Regionales Recruiting - Warum es sich lohnt, beim Nachbarn zu klopfen
Lina tauscht sich in dieser Folge “von HR für HR” mit Tilman vom Regio Jobanzeiger darüber aus, wie schwierig es für Unternehmen in ländlichen Regionen sein kann, Talente für sich zu gewinnen. Und mit welchen Maßnahmen sich genau da Abhilfe schaffen lässt.
Regionales Recruiting: Worauf kommt es an?
Wir beobachten besonders seit 2019 im Markt, dass Regionalität eine immer bedeutendere Rolle einnimmt. Statistiken besagen auch, dass Mitarbeiter aus der Region länger bleiben und weniger oft wechseln.
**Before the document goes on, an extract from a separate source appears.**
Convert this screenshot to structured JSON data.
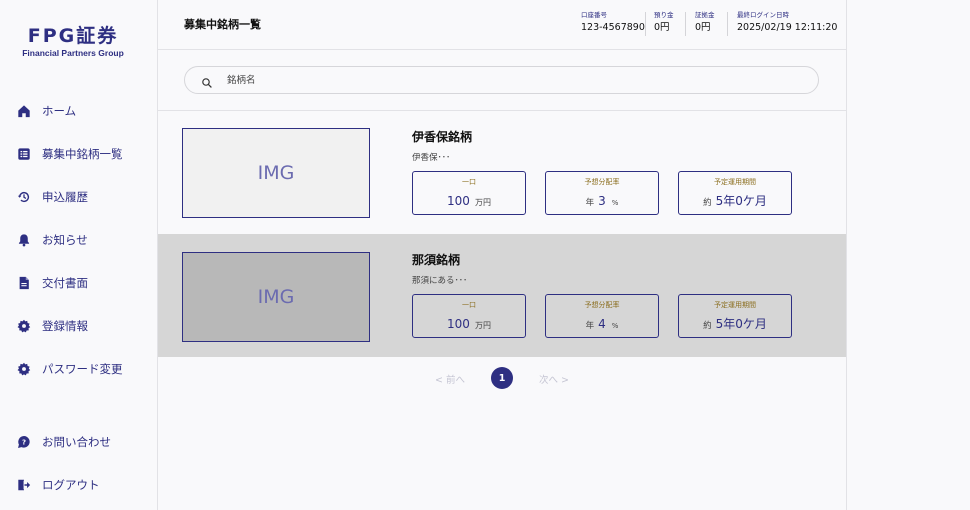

Und gerade für Menschen ab 30 Jahren macht das auch Sinn, denn ab diesem Alter bindet man sich zunehmend an sein Umfeld. Sei es durch Themen wie Wohnungs- oder Hauskäufe, aber auch mit Blick auf Partner oder Freundeskreise.
Eine Schlussfolgerung: Nachhaltiges Recruiting ist vor allem regional. Deswegen ist Regionalität eben nicht nur mit Blick auf Lebensmittel wichtig, sondern auch im Recruiting.
Herausforderungen im regionalen Recruiting
Unternehmen müssen sich darüber bewusst sein, wie wichtig der Inhalt einer Stellenanzeige ist, um die richtigen Talente neugierig zu machen. Der Inhalt muss ansprechend formuliert und strukturiert sein. Schließlich entscheidet die Formulierung einer Stellenausschreibung auch, wer sich angesprochen fühlt und sich in der Konsequenz auf eine offene Stelle bewirbt.
Die Qualität der Stellenanzeige hängt von Faktoren wie zum Beispiel den Keywords, dem Stellentitel, oder aber auch der emotionalen Ansprache ab. Heißt: Auf die Bewerberinnen und deren Bedürfnisse eingehen und so gleich an diesem Schritt bereits Werte-Ebenen zu schaffen.
Außerdem ist es wichtig, der offenen Position einen passenden Titel zu geben. Sowohl mit Blick auf die Aufgaben und das Anforderungsprofil, aber auch mit Blick auf die Marktentwicklung. Zum Beispiel heißt heute die Personalabteilung auch häufig People and Culture. Und final gilt - immer auch die Keywords zu nutzen, nach denen Kandidatinnen aktiv suchen.
Wie sieht attraktives, regionales Recruiting aus?
Gerade in ländlichen Gebieten sind Unternehmen gut beraten, zum Beispiel durch regionales Engagement wie eine Unterstützung des lokalen Fußballvereins, der Caritas, oder regionalen Umweltprojekten auf sich aufmerksam zu machen.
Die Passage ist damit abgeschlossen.